LANL also investigates the applicability of time reversal concept in modern acoustics to structural damage identification. In the time reversal acoustics method, an input signal at an excitation point can be reconstructed if a response signal measured at another point is reemitted to the original excitation point after being reversed in a time domain. This time reversibility of Lamb waves is violated when wave distortion/scattering is caused by a defect along a direct wave path. Examining the deviation of the reconstructed signal from the known initial input signal allows instantaneous identification of damage without requiring the baseline signal for comparison.
In this application of the statistical pattern recognition paradigm, a prediction model of a chosen feature is developed from a baseline structure.

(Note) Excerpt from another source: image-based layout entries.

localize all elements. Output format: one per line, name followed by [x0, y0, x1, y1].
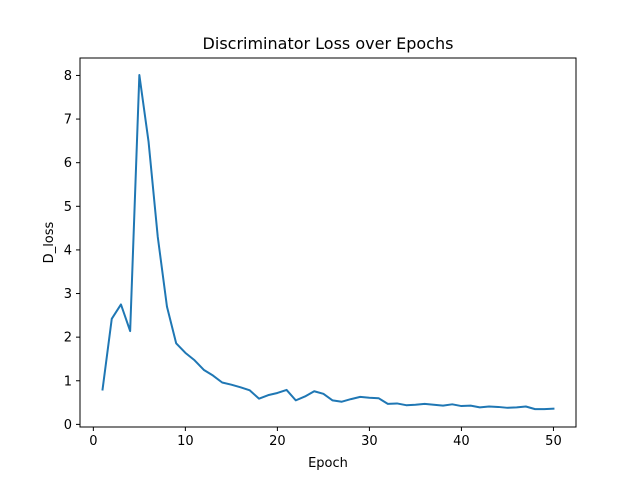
x-tick-label: 30	[361, 434, 378, 449]
y-tick-label: 7	[64, 113, 72, 128]
series-line-0	[101, 74, 555, 411]
x-tick-label: 50	[545, 434, 562, 449]
y-tick-label: 3	[64, 287, 72, 302]
y-tick-label: 8	[64, 69, 72, 84]
y-tick-label: 0	[64, 418, 72, 433]
x-tick-label: 20	[269, 434, 286, 449]
y-tick-label: 1	[64, 374, 72, 389]
y-axis-label: D_loss	[42, 221, 57, 263]
x-tick-label: 40	[453, 434, 470, 449]
plot-marks	[101, 74, 555, 411]
y-tick-label: 6	[64, 156, 72, 171]
y-tick-label: 2	[64, 331, 72, 346]
x-tick-label: 0	[89, 434, 97, 449]
x-axis-label: Epoch	[308, 456, 348, 471]
x-tick-label: 10	[177, 434, 194, 449]
y-tick-label: 5	[64, 200, 72, 215]
chart-title: Discriminator Loss over Epochs	[203, 34, 454, 53]
y-axis-ticks: 0 1 2 3 4 5 6 7 8	[64, 69, 80, 433]
y-tick-label: 4	[64, 243, 72, 258]
plot-area-frame	[79, 57, 577, 428]
x-axis-ticks: 0 10 20 30 40 50	[89, 427, 562, 449]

The feature is extracted from the time domain response of the structure. After the model is developed, subsequent feature sets are tested against the model to determine if a change in the feature has occurred. In the proposed statistical inference for damage identification there are two basic hypotheses; (1) the model can predict the feature, in which case the structure is undamaged or (2) the model can not accurately predict the feature, suggesting that the structure is damaged. The Sequential Probability Ratio Test (SPRT) develops a statistical method that quickly arrives at a decision between these two hypotheses and is applicable to continuous monitoring. In the original formulation of the SPRT algorithm, the feature is assumed to be Gaussian and thresholds are set based on the center mass properties of the distribution. It is likely, however, that the feature used for damage identification is sensitive to the tails of the distribution and that the tails may not necessarily be governed by Gaussian characteristics. By modelling the tails using the technique of Extreme Value Statistics (EVS), the hypothesis decision thresholds for the SPRT algorithm may be set avoiding the normality assumption. |
The first and most important objective of any damage identification algorithm is to ascertain with confidence if damage is present. Considering most real world applications of damage detection, this detection must be accomplished in an unsupervised learning mode. Here, the term unsupervised learning implies that data from a damaged state are not used to aid in the damage detection process. Many methods have been proposed for unsupervised damage detection based on ideas of novelty detection, which is founded in the fields of pattern recognition and multivariate statistics. However, novelty detection is limited to distributions of data that are Gaussian or near Gaussian in some sense. Specifically, the assumption of normality imposes potentially misleading behaviour on the extreme values of the data, namely, those points in the tails of the distribution. As the problem of novelty detection specifically focuses attention on these tails, the assumption of normality is likely to lead the analysis astray. An alternative approach can be based on extreme value statistics. This branch of statistics was developed to specifically model behaviour in the tails of the distribution of interest.